Journal «Angiology and Vascular Surgery» • 

2001 • VOLUME 7 • №2

LOCAL VENOUS HYPERVOLEMIA AS A CLINICAL PHYSIOPATHOLOGICAL PHENOMENON OF VARICOSE VEINS

Yu.T. Tsukanov
Postgraduate Education Department of Surgical Diseases, Omsk Medical Academy,
Omsk, Russia

Regional hypervolemia was revealed in 583 patients with varicose veins (W). Hypervolemic zones were detected in all segments of leg venous system. In 40.6±3.6% of patients daily orthostatic load caused the increase in volume of thigh and lower leg muscular parts, accompanied by feeling of heaviness in legs. Increment of lower leg circumference ranged from 1 to 3 cm (mean 1.7 cm). Mean patient height being 165-170 cm, lower leg muscular length – 16-20 cm and morning circumference – 35-40 cm, additional lower leg volume averaged 155-221 cm. Deep major venous ectasia led to 3-6-fold volume increased (p<0.05), in some cases volume increased in 10-25 times.

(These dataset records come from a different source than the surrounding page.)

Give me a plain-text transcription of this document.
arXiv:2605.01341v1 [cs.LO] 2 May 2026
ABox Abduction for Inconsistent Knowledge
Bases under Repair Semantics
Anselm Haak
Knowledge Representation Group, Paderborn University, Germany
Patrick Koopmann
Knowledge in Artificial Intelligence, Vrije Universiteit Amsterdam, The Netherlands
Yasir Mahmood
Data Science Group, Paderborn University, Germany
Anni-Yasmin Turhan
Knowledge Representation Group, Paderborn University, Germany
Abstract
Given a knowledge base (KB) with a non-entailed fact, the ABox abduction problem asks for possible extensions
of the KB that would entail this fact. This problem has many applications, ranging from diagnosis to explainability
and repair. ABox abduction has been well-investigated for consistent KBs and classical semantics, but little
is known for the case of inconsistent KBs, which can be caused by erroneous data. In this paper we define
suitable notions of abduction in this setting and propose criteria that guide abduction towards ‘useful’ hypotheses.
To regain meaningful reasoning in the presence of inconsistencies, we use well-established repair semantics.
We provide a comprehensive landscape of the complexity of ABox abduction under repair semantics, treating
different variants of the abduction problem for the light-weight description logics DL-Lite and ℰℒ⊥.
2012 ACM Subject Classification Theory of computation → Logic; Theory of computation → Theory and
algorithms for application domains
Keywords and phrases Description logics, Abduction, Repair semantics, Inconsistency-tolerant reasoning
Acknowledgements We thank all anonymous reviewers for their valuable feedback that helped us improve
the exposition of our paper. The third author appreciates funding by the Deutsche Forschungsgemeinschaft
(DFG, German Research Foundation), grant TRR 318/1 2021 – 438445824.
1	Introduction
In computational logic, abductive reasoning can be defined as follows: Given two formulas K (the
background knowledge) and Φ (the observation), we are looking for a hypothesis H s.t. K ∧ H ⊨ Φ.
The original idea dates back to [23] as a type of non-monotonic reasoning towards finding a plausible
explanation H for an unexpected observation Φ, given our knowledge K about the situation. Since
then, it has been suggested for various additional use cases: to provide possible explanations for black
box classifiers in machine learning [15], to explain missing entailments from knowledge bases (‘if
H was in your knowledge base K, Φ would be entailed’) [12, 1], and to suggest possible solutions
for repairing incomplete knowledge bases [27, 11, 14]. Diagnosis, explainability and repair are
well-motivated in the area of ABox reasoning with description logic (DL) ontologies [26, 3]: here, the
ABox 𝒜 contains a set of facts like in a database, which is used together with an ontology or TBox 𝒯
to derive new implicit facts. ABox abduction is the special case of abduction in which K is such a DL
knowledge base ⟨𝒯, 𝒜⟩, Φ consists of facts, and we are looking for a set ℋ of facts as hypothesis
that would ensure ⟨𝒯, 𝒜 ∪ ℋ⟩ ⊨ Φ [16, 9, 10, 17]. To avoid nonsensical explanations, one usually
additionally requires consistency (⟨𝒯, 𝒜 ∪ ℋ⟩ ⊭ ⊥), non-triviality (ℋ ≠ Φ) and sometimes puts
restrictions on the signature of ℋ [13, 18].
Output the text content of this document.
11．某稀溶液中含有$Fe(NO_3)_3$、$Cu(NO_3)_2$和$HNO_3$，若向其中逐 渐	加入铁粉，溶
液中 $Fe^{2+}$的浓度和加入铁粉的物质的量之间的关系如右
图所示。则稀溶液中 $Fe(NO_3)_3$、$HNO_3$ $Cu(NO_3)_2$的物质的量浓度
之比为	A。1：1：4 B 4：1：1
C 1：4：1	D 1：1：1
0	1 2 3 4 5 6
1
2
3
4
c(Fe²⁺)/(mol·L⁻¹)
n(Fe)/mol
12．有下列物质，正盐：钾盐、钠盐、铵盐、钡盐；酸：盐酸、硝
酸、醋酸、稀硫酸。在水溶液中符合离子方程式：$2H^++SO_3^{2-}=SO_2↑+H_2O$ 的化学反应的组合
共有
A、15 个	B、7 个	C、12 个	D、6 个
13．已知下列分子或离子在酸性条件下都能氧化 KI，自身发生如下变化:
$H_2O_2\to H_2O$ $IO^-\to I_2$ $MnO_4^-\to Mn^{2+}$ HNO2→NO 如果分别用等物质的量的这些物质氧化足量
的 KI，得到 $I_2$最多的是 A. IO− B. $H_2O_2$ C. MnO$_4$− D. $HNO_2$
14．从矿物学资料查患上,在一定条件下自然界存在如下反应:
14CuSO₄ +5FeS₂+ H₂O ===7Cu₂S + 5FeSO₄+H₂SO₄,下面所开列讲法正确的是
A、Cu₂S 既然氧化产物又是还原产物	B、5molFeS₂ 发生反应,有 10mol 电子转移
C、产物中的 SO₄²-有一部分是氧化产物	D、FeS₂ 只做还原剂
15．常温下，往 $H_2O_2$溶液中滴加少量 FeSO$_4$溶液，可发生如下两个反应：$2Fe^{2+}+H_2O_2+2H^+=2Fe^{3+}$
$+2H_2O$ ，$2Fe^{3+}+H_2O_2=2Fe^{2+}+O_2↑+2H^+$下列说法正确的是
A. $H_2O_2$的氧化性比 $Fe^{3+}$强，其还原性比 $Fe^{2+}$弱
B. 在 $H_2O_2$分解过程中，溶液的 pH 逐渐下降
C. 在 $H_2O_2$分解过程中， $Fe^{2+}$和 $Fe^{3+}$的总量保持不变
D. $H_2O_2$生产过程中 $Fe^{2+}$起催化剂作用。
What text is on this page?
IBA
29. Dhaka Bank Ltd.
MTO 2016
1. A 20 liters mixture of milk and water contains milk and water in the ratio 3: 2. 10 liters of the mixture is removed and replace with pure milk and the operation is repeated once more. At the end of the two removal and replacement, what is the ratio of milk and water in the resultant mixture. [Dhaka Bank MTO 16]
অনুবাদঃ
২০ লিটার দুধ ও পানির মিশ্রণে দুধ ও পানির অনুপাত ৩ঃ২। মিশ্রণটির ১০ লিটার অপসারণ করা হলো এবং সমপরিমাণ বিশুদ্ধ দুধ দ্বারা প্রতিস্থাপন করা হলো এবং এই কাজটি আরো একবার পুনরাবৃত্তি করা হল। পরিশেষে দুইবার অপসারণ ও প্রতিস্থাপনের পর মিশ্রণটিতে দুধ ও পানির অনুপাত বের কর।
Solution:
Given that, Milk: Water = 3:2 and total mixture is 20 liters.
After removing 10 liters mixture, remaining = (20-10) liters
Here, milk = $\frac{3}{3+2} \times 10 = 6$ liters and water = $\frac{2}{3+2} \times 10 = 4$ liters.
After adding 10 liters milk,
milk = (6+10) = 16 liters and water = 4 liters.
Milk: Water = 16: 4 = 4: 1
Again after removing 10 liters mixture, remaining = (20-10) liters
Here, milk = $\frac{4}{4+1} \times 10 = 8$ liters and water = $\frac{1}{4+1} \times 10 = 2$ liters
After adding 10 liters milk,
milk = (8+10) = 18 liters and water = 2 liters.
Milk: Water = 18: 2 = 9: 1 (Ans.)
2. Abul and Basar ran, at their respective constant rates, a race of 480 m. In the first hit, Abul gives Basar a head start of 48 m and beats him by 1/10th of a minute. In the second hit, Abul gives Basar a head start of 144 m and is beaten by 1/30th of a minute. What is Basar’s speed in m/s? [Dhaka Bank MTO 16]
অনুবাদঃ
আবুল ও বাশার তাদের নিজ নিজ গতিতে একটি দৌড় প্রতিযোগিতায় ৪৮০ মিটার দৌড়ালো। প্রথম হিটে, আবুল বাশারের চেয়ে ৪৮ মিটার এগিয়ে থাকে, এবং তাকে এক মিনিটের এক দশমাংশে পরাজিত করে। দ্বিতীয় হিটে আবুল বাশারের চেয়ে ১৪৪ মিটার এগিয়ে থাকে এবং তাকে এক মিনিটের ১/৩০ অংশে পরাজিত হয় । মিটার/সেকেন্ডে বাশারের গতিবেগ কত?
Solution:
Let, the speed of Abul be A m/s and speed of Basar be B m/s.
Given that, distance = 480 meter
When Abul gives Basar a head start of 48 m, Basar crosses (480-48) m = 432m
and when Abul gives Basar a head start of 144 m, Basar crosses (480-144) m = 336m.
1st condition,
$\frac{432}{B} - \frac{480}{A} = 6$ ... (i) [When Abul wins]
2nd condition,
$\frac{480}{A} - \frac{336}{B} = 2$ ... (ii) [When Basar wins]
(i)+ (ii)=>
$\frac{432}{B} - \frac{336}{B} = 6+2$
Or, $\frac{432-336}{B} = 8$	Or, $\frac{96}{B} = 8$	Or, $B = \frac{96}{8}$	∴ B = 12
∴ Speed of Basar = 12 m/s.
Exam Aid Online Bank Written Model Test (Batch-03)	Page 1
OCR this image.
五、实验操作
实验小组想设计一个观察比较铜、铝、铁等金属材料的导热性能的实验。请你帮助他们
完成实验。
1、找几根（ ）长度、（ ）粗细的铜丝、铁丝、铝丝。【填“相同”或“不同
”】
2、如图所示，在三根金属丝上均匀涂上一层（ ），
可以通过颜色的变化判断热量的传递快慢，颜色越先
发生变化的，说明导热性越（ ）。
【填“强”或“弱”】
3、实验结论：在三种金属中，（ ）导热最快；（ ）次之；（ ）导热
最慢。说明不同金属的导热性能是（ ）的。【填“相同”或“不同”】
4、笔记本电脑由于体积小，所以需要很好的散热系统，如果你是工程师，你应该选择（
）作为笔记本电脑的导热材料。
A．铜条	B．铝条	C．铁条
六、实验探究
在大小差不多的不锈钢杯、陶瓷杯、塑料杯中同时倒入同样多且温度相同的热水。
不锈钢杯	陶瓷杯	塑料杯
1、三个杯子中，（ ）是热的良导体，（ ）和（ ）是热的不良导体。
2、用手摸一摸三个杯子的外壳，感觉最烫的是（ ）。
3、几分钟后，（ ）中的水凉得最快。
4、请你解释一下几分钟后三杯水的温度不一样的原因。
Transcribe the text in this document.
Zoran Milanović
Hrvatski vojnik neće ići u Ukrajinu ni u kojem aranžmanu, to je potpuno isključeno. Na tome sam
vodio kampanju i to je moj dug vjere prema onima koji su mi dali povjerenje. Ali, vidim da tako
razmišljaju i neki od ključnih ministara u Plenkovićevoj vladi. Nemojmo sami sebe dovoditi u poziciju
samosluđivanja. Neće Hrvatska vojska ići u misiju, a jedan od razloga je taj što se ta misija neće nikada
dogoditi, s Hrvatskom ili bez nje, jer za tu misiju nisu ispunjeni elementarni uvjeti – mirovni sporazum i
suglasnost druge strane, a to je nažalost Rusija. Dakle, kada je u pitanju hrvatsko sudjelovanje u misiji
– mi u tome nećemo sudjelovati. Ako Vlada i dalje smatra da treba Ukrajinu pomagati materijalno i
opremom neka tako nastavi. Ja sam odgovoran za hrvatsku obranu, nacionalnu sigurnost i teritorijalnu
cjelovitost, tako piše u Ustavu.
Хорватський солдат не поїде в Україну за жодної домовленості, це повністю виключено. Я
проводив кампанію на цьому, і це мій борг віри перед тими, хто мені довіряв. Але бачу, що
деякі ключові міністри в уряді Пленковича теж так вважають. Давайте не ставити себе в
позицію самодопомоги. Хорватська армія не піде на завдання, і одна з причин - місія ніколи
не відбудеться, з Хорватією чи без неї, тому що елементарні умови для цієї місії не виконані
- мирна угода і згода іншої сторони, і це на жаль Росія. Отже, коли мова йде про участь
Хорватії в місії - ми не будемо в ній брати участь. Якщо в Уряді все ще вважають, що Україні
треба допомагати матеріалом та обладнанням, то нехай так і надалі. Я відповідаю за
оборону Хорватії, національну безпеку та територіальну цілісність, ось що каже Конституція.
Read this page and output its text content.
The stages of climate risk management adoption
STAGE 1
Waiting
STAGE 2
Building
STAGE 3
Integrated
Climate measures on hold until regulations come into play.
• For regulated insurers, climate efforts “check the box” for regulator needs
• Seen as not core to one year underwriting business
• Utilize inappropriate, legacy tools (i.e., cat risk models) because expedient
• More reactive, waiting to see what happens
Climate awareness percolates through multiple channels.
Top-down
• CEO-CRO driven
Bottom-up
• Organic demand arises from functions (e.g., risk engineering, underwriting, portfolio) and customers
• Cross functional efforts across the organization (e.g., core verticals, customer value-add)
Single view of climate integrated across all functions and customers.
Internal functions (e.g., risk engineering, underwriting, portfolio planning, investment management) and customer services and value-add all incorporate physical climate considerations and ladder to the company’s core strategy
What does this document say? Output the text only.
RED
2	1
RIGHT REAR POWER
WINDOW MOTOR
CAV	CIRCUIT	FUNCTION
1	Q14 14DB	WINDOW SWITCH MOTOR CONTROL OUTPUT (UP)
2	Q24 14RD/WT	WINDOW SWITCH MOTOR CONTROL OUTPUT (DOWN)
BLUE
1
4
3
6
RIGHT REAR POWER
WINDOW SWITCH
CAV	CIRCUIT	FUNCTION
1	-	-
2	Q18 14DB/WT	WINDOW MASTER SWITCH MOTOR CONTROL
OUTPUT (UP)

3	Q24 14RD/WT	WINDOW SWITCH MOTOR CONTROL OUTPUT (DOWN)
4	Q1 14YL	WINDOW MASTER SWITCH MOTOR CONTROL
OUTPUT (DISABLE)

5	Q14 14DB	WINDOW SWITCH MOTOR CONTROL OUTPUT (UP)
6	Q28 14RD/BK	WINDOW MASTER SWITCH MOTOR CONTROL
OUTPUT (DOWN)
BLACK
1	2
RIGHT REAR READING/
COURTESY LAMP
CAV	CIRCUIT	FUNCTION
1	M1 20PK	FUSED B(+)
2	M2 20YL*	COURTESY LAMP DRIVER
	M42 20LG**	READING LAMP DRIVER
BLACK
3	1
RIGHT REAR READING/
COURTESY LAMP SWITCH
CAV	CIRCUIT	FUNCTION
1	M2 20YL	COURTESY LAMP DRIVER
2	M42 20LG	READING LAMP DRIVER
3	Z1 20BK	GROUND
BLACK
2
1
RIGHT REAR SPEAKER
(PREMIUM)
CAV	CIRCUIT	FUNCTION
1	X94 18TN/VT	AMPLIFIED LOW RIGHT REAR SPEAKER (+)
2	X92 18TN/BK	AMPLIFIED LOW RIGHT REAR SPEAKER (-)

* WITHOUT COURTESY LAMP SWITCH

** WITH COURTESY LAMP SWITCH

So, fibular venous volume capacity reached 58 cm3, common femoral – 100 cm3. In 66.6±4.8% of patients diameter extension of common femoral vein during Valsalva test compared with rest breathing exceeded 0.3 cm. In some patients diameter excess reached 0.5-0.7 cm and was accompanied by 2-fold and more increase in cross sectional area. Resultant volume of deep major veins rose in 2-3 times. Intraorganic (intramuscular) and extraorganic (distension of deep and superficial outflow pathways) hypervolemias were determined, the last being divided into 2 variants: 1 variant – early stages of venous insufficiency. Deep and superficial major veins are not enlarged or functionally compromised. Intramuscular hypervolemia manifests in volume increase of lower leg muscular part. This variant takes place during capillary and inflow varices of saphenous veins and at prevariceal stage. 2 variant – late stages of venous insufficiency. Intramuscular hypervolemia is accompanied by dilatation and decompensation of major veins, separate or combined impairment of saphenous and deep veins. Mechanism of venous hypervolemia development includes what we called "pathological creep". Constant and long-term loading (daily orthostasis) causes gradual venous deformation, resulting in progressive tonus decline and enlargement of venous lumen. Ultimately pathological deposition of essential blood volume in lower extremities generates challenging mechanisms of outflow. Hypervolemia may possibly cause the development of reflux and phlebohypertension.

KEY WORDS: venous hypervolemia, lower limb varicose veins.